Mathias a fui son travail en Allemagne après un affrontement avec un collègue. Il retourne dans sa Hongrie natale où l’attendent sa femme Ana qui ne veut plus le voir, sa maîtresse Csilla, son père malade et son fils qui refuse de parler, paralysé par un vision venue de la forêt du coin. Tous appartiennent à la communauté hongroise de ce petit village de Transylvanie, communauté d’adoption de Mathias dont les ancêtres étaient Germano-luxembourgeois. Lorsque l’usine de pain industriel dont Csilla est gérante décide de recruter de nouveaux employés, ils ne trouvent pas de réponse parmi la main d’oeuvre locale, insatisfaite des salaires ou partie travailler à l’ouest. Csilla et sa patronne décident d’embaucher des travailleurs Sri-Lankais. La tension monte très vite, les villageois de la communauté hongroise reportant ses peurs sur les trois nouveaux arrivants. Alors qu’il se rapproche de nouveau de Csilla et qu’il peine à gérer les problèmes familiaux, Mathias se retrouve pris en sandwich dans une grogne qui monte en puissance, et qui va bientôt dégénérer.

R.M.N pourrait être le sigle de la Roumanie, mais il signifie aussi I.R.M en roumain. Ce nouveau film de Cristian Mingiu – réalisateur roumain trois fois primé à Cannes – tient les promesses de son titre en livrant une radiographie à fleur de peau de ce qu’est devenu l’Europe, en exploitant un faits divers bien réel qui s’est produit en 2020 dans un petit village roumain. Le village où se situe l’action est à des lieux du rêve communautaire ERASMUS de l’Auberge Espagnole, mais cette vision pessimiste du creuset nous parle, car de telles divisions touchent de façon galopante tous les pays de l’Europe. Mingiu a choisi un anti-héros ordinaire, en apparence intégré, mais qui représente – dans son essence – l’isolement de celui qui n’a pas de vraie communauté.
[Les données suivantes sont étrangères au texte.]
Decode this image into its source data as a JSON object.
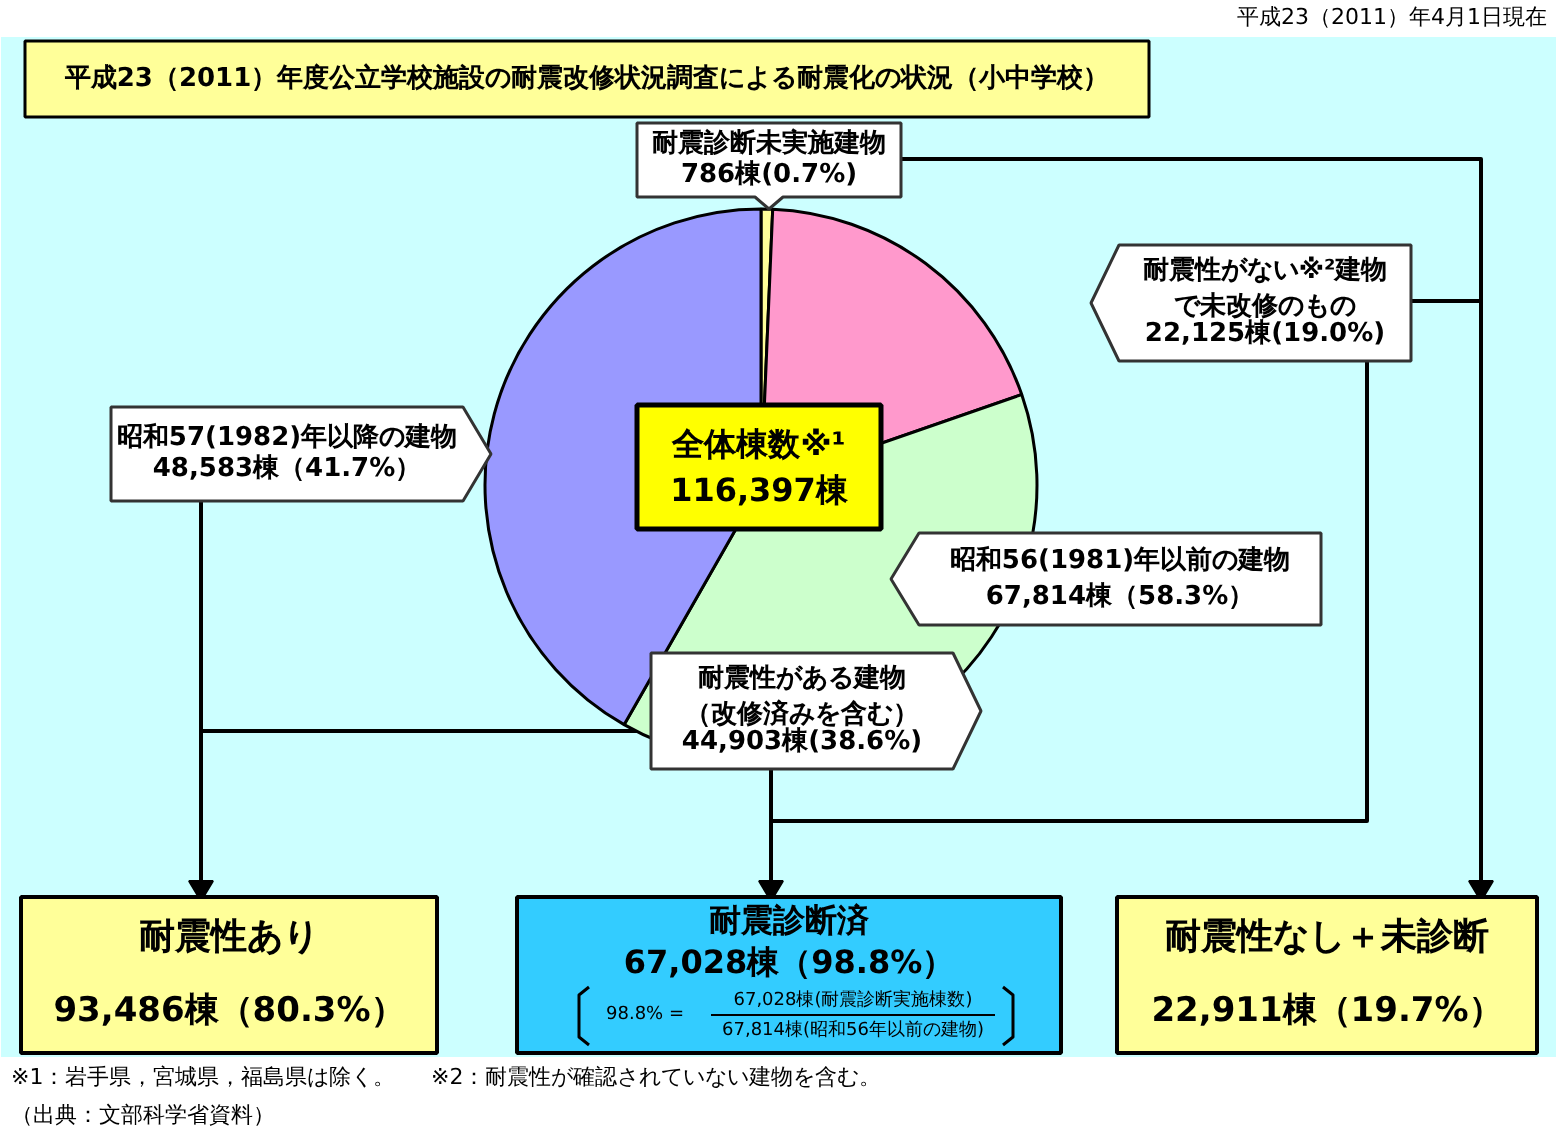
{
  "chart_data": {
    "type": "pie",
    "title": "平成23（2011）年度公立学校施設の耐震改修状況調査による耐震化の状況（小中学校）",
    "subtitle": "平成23（2011）年4月1日現在",
    "categories": [
      "耐震診断未実施建物",
      "耐震性がない※²建物で未改修のもの",
      "耐震性がある建物（改修済みを含む）",
      "昭和57(1982)年以降の建物"
    ],
    "values": [
      786,
      22125,
      44903,
      48583
    ],
    "value_labels": [
      "786棟(0.7%)",
      "22,125棟(19.0%)",
      "44,903棟(38.6%)",
      "48,583棟（41.7%）"
    ],
    "colors": [
      "#ffff99",
      "#ff99cc",
      "#ccffcc",
      "#9999ff"
    ],
    "annotations": [
      "全体棟数※¹\n116,397棟",
      "昭和56(1981)年以前の建物\n67,814棟（58.3%）",
      "耐震性あり",
      "93,486棟（80.3%）",
      "耐震診断済\n67,028棟（98.8%）",
      "98.8% =",
      "67,028棟(耐震診断実施棟数)",
      "67,814棟(昭和56年以前の建物)",
      "耐震性なし＋未診断",
      "22,911棟（19.7%）",
      "※1：岩手県，宮城県，福島県は除く。",
      "※2：耐震性が確認されていない建物を含む。",
      "（出典：文部科学省資料）"
    ]
  }
}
Très tôt, on comprend que Mathias est roumain, avant de penser qu’il est hongrois, puis de découvrir peu à peu qu’il ne l’est qu’à travers sa belle-famille, ses ancêtres étant originaires d’Allemagne. Cette découverte apporte rétrospectivement une triste ironie à la rixe du début du film. L’homme s’est retrouvé émigré économique dans le pays de ses ancêtres, et traité de gitan (une insulte pour les roumains). Il traîne ensuite en permanence une attitude de retrait, mélange d’agressivité passive et de questionnement. Une attitude qui dissimule peu l’incompréhension patente de son environnement. Aussi, lorsqu’il s’attache sincèrement à Csilla, il ne la défend pas dans sa lutte pour protéger les Sri Lankais. De la même façon, il espère lutter contre le mutisme de son fils en lui inculquant ce qu’on lui a appris pour être un Homme. Alors même que le gamin semble visiblement habité par la peur, à l’image d’une grande partie des adultes de son village, et son repli est proche de celui de son père.
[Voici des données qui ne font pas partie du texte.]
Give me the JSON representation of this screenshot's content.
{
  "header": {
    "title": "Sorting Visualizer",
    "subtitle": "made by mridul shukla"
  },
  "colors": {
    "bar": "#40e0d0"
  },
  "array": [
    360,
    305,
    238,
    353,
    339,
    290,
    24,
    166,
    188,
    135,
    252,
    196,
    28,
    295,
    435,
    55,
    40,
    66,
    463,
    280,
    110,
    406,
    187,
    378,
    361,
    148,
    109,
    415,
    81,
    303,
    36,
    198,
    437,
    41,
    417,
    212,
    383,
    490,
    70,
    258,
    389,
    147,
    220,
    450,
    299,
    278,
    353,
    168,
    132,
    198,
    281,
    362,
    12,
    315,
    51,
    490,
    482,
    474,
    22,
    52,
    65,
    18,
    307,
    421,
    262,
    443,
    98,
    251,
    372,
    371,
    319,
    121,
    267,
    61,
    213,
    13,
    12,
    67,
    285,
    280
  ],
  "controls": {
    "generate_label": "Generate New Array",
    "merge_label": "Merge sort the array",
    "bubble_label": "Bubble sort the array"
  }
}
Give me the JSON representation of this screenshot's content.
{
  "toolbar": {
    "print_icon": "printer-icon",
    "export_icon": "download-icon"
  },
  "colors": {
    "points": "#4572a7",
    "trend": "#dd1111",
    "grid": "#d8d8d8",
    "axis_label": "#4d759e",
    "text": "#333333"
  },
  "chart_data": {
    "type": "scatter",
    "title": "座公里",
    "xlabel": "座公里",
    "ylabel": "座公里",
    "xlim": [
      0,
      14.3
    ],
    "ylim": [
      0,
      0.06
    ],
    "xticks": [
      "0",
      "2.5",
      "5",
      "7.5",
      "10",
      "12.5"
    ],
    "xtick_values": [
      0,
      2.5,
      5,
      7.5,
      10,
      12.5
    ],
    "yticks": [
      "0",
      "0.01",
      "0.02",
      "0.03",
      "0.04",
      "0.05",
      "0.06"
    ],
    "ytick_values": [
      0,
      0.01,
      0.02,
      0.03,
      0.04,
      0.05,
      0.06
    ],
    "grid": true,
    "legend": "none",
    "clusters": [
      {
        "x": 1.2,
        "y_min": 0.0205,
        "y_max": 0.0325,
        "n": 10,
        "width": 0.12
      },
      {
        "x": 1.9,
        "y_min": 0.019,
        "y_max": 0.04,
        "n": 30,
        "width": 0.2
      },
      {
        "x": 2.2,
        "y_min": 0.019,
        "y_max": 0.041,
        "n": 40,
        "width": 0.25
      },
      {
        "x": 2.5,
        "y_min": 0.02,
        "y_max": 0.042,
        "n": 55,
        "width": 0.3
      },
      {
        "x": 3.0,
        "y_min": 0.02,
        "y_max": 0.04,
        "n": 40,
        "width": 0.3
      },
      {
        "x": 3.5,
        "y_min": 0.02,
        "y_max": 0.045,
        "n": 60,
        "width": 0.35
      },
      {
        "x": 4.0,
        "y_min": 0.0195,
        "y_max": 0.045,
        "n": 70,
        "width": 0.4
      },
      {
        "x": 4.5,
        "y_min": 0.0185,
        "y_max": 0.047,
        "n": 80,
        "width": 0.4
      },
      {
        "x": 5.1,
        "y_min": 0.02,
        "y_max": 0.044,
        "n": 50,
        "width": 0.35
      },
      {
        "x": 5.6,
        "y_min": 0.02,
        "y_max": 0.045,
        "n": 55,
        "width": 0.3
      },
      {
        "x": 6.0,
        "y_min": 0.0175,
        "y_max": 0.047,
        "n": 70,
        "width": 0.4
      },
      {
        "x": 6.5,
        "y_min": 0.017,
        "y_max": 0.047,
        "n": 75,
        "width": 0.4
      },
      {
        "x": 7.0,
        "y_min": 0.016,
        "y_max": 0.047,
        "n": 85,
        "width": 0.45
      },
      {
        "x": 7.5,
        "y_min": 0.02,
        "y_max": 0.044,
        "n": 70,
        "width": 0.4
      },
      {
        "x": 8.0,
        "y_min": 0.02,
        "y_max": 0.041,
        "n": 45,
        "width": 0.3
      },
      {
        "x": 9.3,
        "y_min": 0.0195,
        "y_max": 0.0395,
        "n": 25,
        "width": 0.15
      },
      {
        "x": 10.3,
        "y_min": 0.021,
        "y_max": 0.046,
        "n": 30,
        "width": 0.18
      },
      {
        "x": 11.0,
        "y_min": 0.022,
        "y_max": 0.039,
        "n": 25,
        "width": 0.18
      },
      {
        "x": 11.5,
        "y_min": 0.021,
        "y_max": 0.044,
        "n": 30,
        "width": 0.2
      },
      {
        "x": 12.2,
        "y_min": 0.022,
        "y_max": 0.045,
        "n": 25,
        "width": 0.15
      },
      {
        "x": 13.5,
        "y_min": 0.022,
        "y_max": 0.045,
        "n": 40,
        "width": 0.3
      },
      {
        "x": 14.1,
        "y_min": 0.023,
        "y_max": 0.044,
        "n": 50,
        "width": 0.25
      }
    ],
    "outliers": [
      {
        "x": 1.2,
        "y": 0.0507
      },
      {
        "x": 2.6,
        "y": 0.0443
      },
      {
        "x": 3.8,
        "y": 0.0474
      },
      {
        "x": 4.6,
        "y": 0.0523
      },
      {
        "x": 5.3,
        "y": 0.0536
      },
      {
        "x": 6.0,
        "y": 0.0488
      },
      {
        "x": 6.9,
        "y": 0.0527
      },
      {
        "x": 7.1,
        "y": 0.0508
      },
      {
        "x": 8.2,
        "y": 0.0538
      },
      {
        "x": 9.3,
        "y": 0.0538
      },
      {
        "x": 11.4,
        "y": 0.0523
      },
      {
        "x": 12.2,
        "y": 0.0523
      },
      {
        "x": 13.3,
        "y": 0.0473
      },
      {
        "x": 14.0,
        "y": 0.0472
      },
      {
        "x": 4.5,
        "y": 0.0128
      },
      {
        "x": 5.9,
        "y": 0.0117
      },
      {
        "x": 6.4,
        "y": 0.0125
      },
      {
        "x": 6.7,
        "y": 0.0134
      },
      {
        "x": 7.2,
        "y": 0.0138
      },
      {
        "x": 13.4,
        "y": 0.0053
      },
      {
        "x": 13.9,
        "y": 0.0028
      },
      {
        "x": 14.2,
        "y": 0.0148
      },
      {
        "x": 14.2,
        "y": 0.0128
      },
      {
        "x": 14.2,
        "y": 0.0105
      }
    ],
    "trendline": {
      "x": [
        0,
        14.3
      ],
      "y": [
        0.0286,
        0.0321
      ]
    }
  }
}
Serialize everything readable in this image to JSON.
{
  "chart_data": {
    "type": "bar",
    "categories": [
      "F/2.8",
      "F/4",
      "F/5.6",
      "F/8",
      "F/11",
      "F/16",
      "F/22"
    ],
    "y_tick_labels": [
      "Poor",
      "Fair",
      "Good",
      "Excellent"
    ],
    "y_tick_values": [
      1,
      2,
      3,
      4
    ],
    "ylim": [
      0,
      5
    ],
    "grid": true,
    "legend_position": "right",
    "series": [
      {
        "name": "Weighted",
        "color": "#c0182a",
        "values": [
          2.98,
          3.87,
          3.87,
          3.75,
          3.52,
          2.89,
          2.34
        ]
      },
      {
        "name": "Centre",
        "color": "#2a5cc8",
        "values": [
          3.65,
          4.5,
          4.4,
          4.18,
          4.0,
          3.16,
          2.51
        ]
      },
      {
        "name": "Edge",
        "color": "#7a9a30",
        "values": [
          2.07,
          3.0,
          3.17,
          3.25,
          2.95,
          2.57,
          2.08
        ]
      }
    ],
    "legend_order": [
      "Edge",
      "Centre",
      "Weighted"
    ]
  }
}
Cristian Mingiu exprime sans retenue la peur d’une communauté retournée en agressivité contre l’étranger, mais cela ne semble pas encore assez. Dans un plan séquence de vingt minutes où il pose sa caméra, il décrit l’assemblée des villageois pour trancher le problème des nouveaux venus. Le spectateur se retrouve face à une juxtaposition de clichés et de mauvaise foi, sans qu’à aucun moment, un commencement de discussion n’ait émergé. On pourrait dire la même chose des « débats » qui ont cours sur nos chaînes infos, mais ici il n’y a ni confort du montage ou d’autres éléments qui peuvent créer une distance. Le spectateur se retrouve contraint de rester au beau milieu de cette impasse de dialogue. Dérangeant et habile, ce plan séquence multiplie les points de vue (il y’a même un français issu d’une ONG) pour cristalliser l’ensemble des maux démontrés depuis le début du film. Dans un monde contraint par la loi économique, l’idéal est un être humain qui s’adapte en permanence. Que celui-ci puisse on non s’adapter, le monde avance, et les coups seront d’autant plus forts pour ceux qui sont au plus bas de l’échelle alimentaire globale. Le film comporte en lui-même un grand paradoxe qui montre l’ampleur du cercle vicieux : Bien qu’ eux même émigrés et chrétiens, les hongrois de cette communauté sont les plus enclins à exclure plus déraciné qu’eux.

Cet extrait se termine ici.